Here is the principal: your style of selling is also how you buy something. This is the main reason most salespeople fail or make below-average income. They sell like they buy and miss their potential client’s buying style and subsequently losing the sale.
We all buy for one or more of these reasons. When you are aware of how you buy, you can begin to siphon through the information with your built-in filter(s). The five reasons are:
- Emotion
- Efficiency
- Cost
- Convenience
- Experience
These are the core reasons for buying, and each can stand alone independently or combined with others. It is essential to remember that many times there are several of these working at the same time, but they are usually in support of one core principle. The sport is to justify the core reason we are purchasing something.

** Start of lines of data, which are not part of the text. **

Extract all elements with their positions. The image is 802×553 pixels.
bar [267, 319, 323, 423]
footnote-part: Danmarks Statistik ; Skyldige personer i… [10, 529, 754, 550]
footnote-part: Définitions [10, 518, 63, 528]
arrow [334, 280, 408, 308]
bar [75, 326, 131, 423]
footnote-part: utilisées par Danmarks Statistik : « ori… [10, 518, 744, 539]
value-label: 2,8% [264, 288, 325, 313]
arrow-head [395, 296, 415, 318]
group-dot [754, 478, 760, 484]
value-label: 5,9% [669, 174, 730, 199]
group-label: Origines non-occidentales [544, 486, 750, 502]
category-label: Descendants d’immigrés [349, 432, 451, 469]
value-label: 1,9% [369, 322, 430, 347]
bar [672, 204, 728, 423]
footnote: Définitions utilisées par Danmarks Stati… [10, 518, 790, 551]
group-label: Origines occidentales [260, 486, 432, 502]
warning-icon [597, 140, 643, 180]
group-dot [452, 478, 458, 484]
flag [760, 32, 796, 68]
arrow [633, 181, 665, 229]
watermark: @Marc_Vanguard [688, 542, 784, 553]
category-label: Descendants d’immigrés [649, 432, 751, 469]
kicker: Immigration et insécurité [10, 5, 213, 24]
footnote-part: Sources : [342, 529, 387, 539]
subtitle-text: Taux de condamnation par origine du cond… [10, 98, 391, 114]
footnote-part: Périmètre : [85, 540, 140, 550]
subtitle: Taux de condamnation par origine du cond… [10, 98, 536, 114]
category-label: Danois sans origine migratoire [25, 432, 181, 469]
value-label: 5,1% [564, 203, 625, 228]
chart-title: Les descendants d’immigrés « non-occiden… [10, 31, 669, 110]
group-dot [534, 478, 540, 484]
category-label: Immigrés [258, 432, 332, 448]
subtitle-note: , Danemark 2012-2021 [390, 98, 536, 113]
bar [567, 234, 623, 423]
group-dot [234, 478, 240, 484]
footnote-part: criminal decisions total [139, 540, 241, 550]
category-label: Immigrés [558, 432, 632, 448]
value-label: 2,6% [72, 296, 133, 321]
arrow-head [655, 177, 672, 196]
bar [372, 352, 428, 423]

For example, I want a Mercedes E63 AMG. Now, this is an emotional buy, pure and simple. In my defense of this purchase, I will talk about its performance, the experience of driving it, and the emotion it provides when I drive it. But remember all those other points support and justify my emotional buy because I am an emotional buyer. It's how I sell. Why is this important?
If you are crafting a campaign to grow sales, these buying styles must find their way into the brand story you will use (or should use). There are some examples in dealing with buying styles and reaching each type of buyer.
GEICO uses the absurd in each of their commercials: camels, to highlight "Hump Day", pigs that say "weee" all the way home, cavemen hopelessly attempting to adjust to modern life, etc. Why do they use his approach? Because insurance is a practical and cost buy which they include (15 minutes to save money) but, by contrasting the boredom of the subject, they emotionally engage you in the non-emotional purchase of insurance.
Apple does it differently. How can you practically pay $1,200 for an iPad for your child? Based on their commercial at Christmas, you put a short movie together on the iPad using photos and videos of your grandmother who recently passed away and showed it to your grandfather as a present on Christmas Day. Therefore, everyone watching experiences powerful emotions and begins to think that the cost of $1,200 is nothing for my kids to learn creativity, practical editing skills, and the value of family creating a moment like that.
Understanding how your customers buy is the first step in engaging them where they are at and creating a meaningful relationship.